Res judicata bars property owner’s insurance suit, COA rules

A trial court properly rejected a second lawsuit brought by a Gary property owner who had already sued its insurer for coverage in a previous case involving the same parties, losses and issues, the Indiana Court of Appeals ruled Wednesday.

The dispute involves an apartment building owned by HERCO LLC. The building caught fire in April 2012, and HERCO reported the loss to Auto-Owners Insurance Company. HERCO also reported a loss in July 2012 after unknown persons vandalized and stole property from the building. Auto-Owners provided partial compensation, but the parties disagreed on the value of the loss and amount due to HERCO.

Thus, in February 2013, HERCO filed for an umpire to complete an insurance appraisal. The appraiser found the cash value of damages from the fire to be $435,000 and the business interruption to be $36,000. As for the July 2012 incident, the appraiser found damages totaling $109,739 and business interruption losses totaling $10,000.

Auto-Owners paid out the policy limit for the fire claim and in September 2015 agreed to pay the balance of the appraisal as to the theft and vandalism. Then in October 2015, HERCO filed a second suit, claiming Auto-Owners had breached the contract by not issuing payment until nearly two years after the appraisal award was entered. Meanwhile, the parties filed a release and satisfaction appraisal award in the first suit.

Auto-Owners moved for summary judgment in the second suit in November 2019, claiming, among other things, that HERCO’s second case was barred by the doctrine of res judicata. The Lake Superior Court agreed, granting summary judgment to Auto-Owners.

HERCO appealed, relying on Huber v. United Farm Family Mutual Insurance Company, 856 N.E.2d 713 (Ind. Ct. App. 2006), for the proposition that the release and satisfaction entered in the first case was not a judgment on the merits. The Indiana Court of Appeals, however, distinguished Huber.

Huber differs from the case at bar because HERCO and Auto-Owners continued to litigate the First Suit for years after entry of the appraisal award,” Judge Melissa May wrote Wednesday. “The parties engaged in discovery and Auto-Owners contested whether its policy covered the theft and vandalism portion of the appraisal award. Thus, the release and satisfaction filed in the First Suit constitutes judgment on the merits by a court of competent jurisdiction for res judicata purposes.”
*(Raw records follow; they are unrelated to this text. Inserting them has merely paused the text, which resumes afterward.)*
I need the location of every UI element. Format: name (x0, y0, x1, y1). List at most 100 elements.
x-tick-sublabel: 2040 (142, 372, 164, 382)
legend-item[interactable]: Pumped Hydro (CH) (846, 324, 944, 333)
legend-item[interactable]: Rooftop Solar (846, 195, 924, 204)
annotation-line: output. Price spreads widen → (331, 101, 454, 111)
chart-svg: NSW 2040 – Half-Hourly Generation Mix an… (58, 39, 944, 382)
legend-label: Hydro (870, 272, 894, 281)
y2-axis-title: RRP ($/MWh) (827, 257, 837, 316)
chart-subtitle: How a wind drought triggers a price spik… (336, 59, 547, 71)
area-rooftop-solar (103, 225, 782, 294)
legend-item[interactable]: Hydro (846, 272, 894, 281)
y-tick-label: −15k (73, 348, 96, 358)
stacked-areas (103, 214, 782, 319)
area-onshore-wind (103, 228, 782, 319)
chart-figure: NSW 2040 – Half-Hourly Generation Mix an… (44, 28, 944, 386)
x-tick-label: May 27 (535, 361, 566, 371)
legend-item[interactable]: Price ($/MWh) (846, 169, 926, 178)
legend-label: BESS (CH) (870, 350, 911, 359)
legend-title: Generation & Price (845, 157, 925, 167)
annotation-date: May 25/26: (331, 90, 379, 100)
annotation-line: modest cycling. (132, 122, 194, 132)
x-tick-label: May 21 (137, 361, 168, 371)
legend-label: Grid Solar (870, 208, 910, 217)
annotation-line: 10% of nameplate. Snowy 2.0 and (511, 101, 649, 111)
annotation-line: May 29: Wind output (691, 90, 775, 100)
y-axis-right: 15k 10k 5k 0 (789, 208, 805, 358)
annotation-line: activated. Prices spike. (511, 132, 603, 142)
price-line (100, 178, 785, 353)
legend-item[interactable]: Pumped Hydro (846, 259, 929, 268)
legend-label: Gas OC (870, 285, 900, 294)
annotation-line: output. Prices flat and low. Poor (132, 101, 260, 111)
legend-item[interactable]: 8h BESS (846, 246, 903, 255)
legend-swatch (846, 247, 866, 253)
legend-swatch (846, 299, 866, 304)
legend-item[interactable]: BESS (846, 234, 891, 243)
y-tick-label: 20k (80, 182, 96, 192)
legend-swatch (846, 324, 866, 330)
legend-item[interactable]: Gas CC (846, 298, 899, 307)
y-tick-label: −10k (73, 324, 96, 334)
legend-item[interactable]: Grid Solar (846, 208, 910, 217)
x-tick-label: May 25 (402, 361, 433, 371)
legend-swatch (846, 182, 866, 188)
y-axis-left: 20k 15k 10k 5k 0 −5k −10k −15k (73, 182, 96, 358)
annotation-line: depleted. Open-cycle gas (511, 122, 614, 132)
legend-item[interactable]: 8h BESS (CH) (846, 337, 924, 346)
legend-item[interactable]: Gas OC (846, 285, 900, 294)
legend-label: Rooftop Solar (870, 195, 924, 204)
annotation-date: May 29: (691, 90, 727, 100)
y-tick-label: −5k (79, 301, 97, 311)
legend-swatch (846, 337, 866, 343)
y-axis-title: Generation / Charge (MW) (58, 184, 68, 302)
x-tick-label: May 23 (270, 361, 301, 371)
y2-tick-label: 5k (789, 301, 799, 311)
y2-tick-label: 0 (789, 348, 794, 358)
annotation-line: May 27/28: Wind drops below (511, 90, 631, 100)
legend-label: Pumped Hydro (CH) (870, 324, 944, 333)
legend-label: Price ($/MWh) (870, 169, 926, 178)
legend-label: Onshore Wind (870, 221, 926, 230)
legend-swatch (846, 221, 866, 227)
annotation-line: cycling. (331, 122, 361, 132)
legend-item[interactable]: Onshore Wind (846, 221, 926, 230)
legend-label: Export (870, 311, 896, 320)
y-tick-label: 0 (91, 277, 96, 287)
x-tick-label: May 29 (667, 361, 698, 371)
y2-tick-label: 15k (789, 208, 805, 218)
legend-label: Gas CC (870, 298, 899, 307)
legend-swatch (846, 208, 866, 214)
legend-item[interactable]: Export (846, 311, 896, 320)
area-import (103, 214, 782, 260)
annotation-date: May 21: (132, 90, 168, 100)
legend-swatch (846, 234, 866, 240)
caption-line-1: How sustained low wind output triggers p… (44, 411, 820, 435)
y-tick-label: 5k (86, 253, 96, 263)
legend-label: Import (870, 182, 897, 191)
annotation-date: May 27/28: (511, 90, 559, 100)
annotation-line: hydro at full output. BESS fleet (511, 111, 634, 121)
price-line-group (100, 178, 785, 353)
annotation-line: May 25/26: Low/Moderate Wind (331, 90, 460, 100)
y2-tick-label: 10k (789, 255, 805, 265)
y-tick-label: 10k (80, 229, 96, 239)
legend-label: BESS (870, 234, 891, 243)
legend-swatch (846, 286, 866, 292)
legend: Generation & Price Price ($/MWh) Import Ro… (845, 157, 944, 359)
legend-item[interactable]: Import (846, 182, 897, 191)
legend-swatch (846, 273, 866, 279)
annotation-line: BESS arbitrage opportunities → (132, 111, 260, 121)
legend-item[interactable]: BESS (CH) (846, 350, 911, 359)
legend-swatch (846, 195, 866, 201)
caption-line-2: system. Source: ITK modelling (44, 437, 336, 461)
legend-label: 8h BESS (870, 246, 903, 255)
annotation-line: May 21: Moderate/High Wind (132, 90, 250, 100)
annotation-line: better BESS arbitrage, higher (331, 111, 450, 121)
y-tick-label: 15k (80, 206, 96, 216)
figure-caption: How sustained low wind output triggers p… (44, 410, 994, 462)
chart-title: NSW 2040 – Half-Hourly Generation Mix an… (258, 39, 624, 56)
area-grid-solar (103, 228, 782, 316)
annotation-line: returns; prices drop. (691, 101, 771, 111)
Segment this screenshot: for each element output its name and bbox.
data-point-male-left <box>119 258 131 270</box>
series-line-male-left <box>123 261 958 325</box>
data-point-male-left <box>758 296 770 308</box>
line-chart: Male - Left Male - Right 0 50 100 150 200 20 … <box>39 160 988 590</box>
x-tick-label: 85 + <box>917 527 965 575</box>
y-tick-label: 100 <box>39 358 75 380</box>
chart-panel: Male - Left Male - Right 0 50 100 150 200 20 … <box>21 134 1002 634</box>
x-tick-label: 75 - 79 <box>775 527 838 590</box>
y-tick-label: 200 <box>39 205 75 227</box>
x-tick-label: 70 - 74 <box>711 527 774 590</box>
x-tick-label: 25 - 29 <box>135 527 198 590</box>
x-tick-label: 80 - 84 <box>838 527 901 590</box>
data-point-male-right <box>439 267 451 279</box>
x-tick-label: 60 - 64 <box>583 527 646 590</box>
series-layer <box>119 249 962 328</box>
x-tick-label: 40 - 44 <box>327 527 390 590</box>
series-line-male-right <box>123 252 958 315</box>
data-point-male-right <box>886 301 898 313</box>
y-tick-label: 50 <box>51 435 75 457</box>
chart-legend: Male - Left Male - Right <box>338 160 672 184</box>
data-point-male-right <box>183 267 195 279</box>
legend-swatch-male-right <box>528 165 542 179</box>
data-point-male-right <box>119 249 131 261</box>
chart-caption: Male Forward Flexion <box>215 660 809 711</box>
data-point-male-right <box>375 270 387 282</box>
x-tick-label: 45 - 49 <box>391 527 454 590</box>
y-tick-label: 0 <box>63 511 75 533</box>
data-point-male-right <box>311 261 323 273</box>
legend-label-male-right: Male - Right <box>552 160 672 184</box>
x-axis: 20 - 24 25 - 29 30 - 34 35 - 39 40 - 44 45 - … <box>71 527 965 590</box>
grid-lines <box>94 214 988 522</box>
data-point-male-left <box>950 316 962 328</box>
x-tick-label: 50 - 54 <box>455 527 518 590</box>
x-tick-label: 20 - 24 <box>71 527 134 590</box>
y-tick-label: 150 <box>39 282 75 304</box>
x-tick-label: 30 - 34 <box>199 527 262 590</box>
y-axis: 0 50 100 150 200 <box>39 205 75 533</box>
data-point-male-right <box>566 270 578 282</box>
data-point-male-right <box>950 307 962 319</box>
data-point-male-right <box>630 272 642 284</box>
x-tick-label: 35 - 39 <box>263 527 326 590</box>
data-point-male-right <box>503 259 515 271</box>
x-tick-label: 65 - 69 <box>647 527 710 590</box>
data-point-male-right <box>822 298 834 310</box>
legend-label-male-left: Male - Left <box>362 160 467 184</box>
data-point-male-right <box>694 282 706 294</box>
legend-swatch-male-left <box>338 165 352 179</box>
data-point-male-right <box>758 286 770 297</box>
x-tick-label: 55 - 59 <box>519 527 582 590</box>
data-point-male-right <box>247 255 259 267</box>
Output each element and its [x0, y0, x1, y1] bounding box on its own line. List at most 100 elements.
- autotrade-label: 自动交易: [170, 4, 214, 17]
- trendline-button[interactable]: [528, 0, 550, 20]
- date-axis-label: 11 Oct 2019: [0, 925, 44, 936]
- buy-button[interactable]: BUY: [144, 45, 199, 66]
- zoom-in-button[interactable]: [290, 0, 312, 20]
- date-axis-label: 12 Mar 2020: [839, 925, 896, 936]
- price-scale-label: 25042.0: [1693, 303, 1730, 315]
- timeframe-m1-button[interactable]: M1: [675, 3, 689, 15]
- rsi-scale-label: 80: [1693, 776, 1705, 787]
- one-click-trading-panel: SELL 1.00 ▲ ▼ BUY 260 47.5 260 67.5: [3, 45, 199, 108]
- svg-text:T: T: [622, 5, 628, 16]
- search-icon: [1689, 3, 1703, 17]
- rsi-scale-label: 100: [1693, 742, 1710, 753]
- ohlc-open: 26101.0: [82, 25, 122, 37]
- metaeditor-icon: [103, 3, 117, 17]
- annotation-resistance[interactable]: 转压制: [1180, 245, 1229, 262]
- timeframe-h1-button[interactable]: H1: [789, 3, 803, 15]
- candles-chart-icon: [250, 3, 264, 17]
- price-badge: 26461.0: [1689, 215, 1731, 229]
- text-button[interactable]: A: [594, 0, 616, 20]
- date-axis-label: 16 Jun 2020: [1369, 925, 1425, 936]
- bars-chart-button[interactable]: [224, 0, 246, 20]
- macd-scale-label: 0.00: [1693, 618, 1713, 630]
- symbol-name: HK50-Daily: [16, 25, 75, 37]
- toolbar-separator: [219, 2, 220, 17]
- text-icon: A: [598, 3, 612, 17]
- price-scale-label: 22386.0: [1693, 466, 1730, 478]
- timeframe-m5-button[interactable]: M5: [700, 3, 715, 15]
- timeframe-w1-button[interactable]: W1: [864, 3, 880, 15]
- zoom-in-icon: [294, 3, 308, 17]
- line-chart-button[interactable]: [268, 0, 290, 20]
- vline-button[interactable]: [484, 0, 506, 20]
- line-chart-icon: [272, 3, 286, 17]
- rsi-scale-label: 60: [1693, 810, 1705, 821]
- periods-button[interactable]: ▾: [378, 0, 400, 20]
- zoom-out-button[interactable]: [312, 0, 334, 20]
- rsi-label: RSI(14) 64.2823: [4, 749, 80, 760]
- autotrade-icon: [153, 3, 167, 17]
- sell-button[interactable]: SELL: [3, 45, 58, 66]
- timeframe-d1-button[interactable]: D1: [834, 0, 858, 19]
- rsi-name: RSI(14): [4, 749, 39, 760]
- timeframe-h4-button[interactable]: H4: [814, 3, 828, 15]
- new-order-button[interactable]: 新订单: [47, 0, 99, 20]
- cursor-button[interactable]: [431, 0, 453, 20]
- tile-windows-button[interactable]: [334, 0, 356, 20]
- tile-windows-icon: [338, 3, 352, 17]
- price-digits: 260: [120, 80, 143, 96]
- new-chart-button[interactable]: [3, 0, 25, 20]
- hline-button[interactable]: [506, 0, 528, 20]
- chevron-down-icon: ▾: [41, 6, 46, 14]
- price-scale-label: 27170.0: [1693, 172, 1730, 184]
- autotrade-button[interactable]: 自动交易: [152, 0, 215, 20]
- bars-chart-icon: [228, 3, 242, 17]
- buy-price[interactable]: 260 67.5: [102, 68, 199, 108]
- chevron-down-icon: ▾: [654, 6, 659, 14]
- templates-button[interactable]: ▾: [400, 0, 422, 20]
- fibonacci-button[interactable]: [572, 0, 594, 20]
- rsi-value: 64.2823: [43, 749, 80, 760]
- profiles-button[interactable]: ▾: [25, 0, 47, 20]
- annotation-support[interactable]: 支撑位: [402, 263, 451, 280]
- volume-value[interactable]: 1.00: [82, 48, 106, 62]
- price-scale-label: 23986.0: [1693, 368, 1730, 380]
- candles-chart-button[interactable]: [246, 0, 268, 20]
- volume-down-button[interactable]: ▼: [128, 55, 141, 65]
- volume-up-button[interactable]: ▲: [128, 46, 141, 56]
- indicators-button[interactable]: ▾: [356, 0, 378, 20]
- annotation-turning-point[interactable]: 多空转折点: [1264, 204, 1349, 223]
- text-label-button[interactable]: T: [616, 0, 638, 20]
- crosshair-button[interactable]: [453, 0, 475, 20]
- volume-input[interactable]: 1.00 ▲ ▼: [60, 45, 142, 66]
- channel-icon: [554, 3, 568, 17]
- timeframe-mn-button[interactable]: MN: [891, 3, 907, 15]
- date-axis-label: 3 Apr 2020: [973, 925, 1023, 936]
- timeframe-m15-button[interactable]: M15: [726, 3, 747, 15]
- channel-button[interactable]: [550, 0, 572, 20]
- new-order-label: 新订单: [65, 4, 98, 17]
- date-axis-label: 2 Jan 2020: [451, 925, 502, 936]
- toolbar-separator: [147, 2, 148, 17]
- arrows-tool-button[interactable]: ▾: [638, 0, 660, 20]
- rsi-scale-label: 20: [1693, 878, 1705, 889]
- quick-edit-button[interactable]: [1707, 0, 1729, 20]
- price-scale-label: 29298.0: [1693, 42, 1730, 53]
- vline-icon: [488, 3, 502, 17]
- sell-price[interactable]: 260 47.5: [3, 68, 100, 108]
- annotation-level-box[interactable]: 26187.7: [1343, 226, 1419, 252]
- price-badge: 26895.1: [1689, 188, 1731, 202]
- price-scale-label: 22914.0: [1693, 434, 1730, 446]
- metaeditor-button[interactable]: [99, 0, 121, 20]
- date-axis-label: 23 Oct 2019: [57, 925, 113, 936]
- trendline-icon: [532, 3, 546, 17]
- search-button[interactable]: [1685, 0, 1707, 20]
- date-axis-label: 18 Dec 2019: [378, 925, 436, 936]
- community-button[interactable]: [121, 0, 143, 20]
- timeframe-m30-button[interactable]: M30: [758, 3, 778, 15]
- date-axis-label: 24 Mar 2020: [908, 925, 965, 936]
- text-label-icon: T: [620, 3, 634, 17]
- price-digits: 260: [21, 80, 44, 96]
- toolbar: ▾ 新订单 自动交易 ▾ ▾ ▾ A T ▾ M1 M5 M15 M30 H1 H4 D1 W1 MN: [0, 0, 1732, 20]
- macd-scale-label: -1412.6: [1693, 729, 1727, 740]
The appellate court also rejected HERCO’s argument that the issues in the two cases were different, writing that “HERCO will need to prove that the insurance contract clearly covered the full appraisal award and that Auto-Owners’ continued litigation of the First Suit after entry of the appraisal award was unfounded. … HERCO will therefore need to rely on the same evidence used in the First Suit to prove it was entitled to the full appraisal award.”

“HERCO’s designation of the settlement of the First Suit in opposition to Auto-Owners’ motion for summary judgment as evidence of Auto-Owner’s liability for the theft and vandalism portions of the appraisal award demonstrates the connection between the First Suit and the Second Suit,” May continued. “Thus, the identity of the issues requirement is met.”

Finally, the COA rejected the claim that HERCO could not bring the second suit until after Auto-Owners agreed to pay in full because that is when the claims raised in the second case accrued.

“Here, HERCO and Auto-Owners were already involved in the First Suit when the appraisal award was entered. HERCO could have pursued both a claim for judgment on the appraisal award and claims for bad faith and breach of contract in the First Suit by amending its complaint, but HERCO did not do so,” May wrote.

“The issues in the First Suit and the Second Suit are inextricably intertwined, and the trial court did not err in grating Auto-Owners’ motion for summary judgment.”

The case is Herco, LLC v. Auto-Owners Insurance Company, 20A-PL-1682.